Неужели ему было нужно лишь мое тело? После первого месяца постоянных раздумий я пришел к выводу, что так – горячо и страстно – не доставляют удовольствие тому человеку, которого попросту используют. А он ласкал меня, как возлюбленного, и потому я был смущен, а мысли потонули в смятении. Ведь так не бывает. Подобного не происходит. Я чувствовал его ревность – и только спустя время я окончательно понял, что это была именно она. Но мог ли ревновать человек, который ничего не чувствует к другому человеку? Было ли это лишь собственничество, что я, его советник, посмел провести немыслимо долгое время наедине с султаном? Или же он правда испытывал что-то большее, нежели интерес и уважение?

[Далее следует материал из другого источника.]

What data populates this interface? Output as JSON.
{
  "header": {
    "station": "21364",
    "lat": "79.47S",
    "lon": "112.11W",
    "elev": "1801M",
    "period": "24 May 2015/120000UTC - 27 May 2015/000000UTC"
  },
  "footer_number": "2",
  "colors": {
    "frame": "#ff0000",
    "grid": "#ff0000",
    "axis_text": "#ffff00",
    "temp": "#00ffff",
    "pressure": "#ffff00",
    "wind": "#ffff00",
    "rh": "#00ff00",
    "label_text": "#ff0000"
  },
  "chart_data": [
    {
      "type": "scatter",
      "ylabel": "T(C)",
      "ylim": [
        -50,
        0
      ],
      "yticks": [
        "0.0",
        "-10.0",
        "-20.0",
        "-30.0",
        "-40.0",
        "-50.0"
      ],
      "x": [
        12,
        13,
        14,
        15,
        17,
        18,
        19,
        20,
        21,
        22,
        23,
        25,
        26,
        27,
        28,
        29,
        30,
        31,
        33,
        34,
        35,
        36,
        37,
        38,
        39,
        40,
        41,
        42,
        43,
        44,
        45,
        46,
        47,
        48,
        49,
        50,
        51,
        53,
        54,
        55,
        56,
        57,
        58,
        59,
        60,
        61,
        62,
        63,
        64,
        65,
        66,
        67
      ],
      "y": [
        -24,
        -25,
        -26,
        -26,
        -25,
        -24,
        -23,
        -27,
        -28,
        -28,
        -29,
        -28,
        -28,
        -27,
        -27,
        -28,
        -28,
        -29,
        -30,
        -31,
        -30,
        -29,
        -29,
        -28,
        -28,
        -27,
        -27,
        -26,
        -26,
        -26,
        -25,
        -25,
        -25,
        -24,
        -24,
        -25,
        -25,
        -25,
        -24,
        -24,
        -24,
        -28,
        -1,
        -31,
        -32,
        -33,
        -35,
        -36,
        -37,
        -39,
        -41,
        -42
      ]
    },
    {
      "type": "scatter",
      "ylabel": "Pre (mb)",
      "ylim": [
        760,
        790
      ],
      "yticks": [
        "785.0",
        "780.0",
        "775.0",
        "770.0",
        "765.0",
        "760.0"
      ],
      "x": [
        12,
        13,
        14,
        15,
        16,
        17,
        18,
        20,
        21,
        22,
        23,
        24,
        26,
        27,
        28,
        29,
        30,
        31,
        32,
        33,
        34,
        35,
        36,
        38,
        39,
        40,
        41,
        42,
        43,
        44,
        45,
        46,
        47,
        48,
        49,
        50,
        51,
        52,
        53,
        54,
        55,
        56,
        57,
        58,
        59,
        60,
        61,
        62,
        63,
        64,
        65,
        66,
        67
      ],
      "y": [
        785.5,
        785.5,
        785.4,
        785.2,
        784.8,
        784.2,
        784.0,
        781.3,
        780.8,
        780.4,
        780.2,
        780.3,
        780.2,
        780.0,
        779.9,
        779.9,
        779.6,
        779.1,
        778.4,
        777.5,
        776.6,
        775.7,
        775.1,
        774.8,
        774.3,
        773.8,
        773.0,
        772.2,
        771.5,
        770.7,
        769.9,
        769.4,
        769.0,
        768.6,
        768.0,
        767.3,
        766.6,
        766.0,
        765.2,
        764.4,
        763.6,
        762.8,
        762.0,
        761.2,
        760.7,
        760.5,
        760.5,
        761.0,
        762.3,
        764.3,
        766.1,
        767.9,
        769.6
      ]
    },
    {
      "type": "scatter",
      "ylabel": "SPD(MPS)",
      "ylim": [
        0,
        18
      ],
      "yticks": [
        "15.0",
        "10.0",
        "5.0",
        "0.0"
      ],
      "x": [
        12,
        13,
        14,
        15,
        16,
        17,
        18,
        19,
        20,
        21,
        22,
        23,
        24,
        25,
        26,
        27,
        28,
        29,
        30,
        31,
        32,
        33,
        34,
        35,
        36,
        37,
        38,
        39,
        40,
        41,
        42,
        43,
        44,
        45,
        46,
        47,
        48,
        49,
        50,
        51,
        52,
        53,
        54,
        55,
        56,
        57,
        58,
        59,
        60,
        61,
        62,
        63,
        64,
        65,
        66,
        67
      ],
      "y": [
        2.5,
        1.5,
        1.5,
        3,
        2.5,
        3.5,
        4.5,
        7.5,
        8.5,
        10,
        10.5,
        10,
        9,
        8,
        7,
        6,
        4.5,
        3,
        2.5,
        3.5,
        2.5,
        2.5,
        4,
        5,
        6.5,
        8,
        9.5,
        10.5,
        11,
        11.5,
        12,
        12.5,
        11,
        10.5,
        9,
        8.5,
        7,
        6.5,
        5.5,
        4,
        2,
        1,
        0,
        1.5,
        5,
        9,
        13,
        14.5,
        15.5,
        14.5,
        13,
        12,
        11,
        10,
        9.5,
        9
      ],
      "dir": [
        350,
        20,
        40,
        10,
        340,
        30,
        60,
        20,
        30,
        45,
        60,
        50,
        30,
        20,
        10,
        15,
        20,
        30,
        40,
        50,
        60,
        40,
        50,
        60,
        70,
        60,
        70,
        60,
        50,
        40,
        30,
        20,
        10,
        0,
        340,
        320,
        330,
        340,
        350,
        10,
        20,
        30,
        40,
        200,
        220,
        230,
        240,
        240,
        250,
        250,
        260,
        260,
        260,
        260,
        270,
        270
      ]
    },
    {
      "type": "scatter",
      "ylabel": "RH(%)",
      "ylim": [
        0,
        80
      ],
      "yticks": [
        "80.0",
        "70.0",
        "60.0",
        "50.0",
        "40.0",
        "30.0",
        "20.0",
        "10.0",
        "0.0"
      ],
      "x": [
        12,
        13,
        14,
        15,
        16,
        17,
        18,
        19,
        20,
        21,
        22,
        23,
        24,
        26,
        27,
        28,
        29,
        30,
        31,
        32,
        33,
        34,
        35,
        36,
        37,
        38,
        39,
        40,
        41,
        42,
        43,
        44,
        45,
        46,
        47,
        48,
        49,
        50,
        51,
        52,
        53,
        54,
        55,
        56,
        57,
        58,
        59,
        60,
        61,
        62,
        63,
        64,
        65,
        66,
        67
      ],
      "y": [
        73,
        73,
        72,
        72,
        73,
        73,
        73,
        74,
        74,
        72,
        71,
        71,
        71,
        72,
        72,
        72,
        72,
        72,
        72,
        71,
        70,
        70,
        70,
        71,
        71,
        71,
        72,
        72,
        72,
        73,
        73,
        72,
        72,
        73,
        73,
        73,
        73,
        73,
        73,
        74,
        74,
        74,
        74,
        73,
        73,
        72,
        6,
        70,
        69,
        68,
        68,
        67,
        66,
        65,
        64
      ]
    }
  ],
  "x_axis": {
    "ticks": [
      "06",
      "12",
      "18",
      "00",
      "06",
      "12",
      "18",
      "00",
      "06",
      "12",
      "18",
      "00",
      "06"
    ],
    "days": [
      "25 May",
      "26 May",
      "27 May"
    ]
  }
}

Вопросов было так много, но я не мог найти ответ ни на один из них лишь по той простой причине, что невыразимо боялся спросить и узнать у него правду, которая могла причинить мне боль. А боли я не хотел.

И причинял себе боль сам, вскрывая раз за разом свои душу и сердце. Это было неприятно, но справиться с этим было практически невозможно. Не могу понять и сейчас, почему я так поступал с собой, почему не щадил, ведь ничего не изменилось бы от пары слов, которые я уже сто раз передумал и представил, как Ион произнесет их мне в лицо со своей полуулыбкой.

Я доверил ему свое тело, но мыслями довериться не мог. Это была та грань, та темная сторона, которую я не хотел никому показывать. Даже ему. Просто потому, что я думал слишком много, и отсеивать зерна от плевел с каждым разом становилось все тяжелее. Иссякая от этого, я стал более нервным, уставшим и безрадостным, а еще, откровенно говоря, агрессивным.